This research supported, under the Urban Research Initiative, develops an analysis of landscape change that integrates insights from economics and ecology in the urbanizing environment of the Research Triangle, North Carolina. In contrast to its primarily agricultural history, the Triangle has undergone explosive growth in the past two decades, driven in part by the industry of Research Triangle Park and three major industries.
This project focuses on feedbacks between the economics of land value and ecological land conditions, particularly, on trade-offs between conservation and development. The research team hypothesizes that feedbacks are manifest in urbanizing landscapes such that decisions to devote lands to natural or open spaces, such as greenways or parks, will feed back to confer higher economic values on nearby land parcels. Thus, land use decisions will propagate a spatiotemporal pattern in land use, driving a particular trajectory of landscape change that is sensitive to small-scale planning decisions.

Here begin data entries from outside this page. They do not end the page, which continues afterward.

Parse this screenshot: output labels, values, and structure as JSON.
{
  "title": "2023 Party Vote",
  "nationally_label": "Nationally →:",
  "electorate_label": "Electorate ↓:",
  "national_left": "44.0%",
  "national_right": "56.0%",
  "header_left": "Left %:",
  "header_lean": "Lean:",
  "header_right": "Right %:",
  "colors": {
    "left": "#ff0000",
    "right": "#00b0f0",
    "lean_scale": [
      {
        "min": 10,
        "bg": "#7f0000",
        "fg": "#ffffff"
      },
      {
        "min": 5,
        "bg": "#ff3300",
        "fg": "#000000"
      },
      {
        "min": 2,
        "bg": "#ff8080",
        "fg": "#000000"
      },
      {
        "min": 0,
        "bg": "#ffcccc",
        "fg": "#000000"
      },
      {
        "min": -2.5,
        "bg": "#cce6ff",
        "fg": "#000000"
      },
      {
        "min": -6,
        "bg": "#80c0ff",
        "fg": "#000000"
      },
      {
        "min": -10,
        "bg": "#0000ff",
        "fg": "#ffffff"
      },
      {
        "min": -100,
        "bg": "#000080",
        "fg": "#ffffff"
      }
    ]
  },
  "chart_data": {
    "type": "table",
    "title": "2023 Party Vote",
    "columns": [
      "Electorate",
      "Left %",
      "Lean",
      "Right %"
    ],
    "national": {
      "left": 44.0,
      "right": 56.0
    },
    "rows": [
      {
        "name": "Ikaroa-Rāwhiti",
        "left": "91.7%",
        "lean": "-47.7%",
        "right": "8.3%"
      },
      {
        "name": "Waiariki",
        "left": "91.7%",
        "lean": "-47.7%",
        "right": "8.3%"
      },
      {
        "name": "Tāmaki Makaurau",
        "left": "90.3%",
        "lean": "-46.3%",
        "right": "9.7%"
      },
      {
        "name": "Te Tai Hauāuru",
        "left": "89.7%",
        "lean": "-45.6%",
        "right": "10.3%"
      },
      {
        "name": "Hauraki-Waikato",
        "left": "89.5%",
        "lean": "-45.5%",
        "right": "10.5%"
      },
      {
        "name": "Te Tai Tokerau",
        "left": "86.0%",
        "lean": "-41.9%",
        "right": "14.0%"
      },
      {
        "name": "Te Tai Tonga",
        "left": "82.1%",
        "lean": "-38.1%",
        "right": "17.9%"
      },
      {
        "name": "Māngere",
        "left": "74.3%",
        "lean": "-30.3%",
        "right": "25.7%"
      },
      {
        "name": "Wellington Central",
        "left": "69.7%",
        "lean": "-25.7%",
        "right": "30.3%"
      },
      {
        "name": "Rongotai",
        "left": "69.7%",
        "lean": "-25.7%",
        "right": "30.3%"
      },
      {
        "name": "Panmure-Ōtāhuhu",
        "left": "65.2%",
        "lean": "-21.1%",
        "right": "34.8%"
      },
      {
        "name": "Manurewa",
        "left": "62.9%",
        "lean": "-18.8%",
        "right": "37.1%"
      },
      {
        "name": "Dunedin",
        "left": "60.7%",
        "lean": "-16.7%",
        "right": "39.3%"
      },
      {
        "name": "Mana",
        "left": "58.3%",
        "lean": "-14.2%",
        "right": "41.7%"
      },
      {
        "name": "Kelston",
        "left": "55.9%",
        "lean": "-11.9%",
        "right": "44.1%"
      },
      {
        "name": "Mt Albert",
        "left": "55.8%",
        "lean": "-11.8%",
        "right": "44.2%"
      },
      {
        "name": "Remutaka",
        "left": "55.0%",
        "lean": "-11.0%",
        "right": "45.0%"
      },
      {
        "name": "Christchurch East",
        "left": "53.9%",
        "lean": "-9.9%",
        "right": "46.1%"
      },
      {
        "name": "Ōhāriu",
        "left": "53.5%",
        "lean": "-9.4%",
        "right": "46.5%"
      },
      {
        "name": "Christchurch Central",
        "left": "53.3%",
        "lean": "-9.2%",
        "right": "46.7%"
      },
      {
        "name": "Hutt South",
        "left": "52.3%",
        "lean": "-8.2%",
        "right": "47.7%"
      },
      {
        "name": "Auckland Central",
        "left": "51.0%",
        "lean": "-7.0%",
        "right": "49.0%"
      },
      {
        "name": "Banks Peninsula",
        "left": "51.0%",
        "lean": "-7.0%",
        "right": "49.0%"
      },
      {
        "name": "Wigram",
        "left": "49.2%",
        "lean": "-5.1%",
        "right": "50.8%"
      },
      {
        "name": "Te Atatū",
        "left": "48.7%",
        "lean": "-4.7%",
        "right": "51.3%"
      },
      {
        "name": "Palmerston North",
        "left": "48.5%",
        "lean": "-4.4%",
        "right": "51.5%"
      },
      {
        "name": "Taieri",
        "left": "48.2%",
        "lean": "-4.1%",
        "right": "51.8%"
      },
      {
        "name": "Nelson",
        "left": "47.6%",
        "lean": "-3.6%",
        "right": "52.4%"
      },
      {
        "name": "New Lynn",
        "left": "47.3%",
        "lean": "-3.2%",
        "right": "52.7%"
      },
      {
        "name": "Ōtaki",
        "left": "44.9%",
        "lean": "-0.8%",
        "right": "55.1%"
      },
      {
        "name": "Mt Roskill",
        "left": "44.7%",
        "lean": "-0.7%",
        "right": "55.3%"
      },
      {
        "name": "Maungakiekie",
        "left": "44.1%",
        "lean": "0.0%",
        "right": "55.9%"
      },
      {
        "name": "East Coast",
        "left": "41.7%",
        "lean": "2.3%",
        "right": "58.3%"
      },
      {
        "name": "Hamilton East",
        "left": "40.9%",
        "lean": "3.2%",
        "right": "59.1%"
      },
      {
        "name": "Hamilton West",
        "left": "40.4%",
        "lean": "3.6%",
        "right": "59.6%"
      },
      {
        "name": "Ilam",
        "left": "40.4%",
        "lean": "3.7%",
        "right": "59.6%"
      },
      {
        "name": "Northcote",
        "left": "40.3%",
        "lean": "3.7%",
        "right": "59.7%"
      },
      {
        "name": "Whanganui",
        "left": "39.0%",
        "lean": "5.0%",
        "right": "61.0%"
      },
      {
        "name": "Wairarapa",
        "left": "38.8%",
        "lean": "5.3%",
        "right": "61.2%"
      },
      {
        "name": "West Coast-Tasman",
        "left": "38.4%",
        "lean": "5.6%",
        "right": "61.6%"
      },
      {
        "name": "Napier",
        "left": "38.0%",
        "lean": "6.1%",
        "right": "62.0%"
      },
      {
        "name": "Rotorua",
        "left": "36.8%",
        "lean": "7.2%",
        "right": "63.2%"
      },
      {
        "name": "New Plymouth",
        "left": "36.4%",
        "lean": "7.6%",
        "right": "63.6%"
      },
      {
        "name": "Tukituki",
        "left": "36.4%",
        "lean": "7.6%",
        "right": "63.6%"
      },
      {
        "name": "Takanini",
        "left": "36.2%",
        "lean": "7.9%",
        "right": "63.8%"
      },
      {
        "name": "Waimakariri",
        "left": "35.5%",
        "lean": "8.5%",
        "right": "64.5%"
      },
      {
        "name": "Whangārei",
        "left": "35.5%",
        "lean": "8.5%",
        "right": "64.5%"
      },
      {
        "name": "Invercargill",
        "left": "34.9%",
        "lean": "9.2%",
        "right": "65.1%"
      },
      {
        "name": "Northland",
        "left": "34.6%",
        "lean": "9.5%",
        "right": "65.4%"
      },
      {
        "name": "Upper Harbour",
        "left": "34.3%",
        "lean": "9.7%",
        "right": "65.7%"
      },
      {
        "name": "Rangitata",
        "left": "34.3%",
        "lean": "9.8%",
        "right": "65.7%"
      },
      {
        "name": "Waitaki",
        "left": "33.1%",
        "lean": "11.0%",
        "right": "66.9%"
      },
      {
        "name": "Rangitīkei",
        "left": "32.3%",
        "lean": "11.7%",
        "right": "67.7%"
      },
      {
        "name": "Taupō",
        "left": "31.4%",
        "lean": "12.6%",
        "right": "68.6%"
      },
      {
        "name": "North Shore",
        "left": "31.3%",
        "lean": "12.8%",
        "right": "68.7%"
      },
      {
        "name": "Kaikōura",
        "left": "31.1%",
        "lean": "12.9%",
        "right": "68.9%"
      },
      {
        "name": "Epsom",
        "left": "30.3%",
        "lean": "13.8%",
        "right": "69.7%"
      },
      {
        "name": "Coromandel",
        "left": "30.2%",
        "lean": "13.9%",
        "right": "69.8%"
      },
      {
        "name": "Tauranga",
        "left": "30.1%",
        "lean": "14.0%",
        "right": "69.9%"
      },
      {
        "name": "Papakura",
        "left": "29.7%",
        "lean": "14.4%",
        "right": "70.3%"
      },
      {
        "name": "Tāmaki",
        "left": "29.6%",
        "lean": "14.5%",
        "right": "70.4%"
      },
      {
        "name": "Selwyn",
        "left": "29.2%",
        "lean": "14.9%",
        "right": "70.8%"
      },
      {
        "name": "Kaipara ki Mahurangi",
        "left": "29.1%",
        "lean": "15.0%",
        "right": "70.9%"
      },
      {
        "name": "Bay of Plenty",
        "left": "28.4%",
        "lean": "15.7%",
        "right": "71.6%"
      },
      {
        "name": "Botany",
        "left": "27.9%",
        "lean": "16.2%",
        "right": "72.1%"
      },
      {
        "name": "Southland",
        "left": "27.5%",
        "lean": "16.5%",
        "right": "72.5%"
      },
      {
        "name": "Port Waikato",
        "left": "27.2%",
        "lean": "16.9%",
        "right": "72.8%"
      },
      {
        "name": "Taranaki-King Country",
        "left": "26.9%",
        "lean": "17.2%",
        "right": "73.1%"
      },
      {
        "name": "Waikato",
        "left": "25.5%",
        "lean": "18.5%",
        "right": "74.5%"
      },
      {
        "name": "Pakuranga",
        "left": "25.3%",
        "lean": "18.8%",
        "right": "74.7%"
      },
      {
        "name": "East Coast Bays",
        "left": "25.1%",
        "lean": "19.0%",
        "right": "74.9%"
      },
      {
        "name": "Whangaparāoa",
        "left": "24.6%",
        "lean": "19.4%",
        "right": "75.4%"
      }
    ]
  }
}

The researchers explore this hypothesis and its implications by implementing a spatially explicitly landscape simulator developed from a nearly 20-year time series of regional land use data. This project takes advantage of an extraordinarily rich geodata infrastructure comprising ecological, economic, and remotely sensed data in a common geographic information system (GIS) and involves participants ranging from city (Raleigh, Durham, and Chapel Hill) and county (Wake, Durham, and Orange) governments to local conservation organizations (e.g., The Nature Conservancy, the Triangle Land Conservancy). The researchers use the data-based model to explore actual and hypothetical land use scenarios. They also analyze the model to synthesize general implications of the feedbacks and interactions between economic and ecological land values, toward a more integrative conceptual framework and theory of landscape change in urbanizing environments. The insights gained will have broad applicability beyond this specific research site.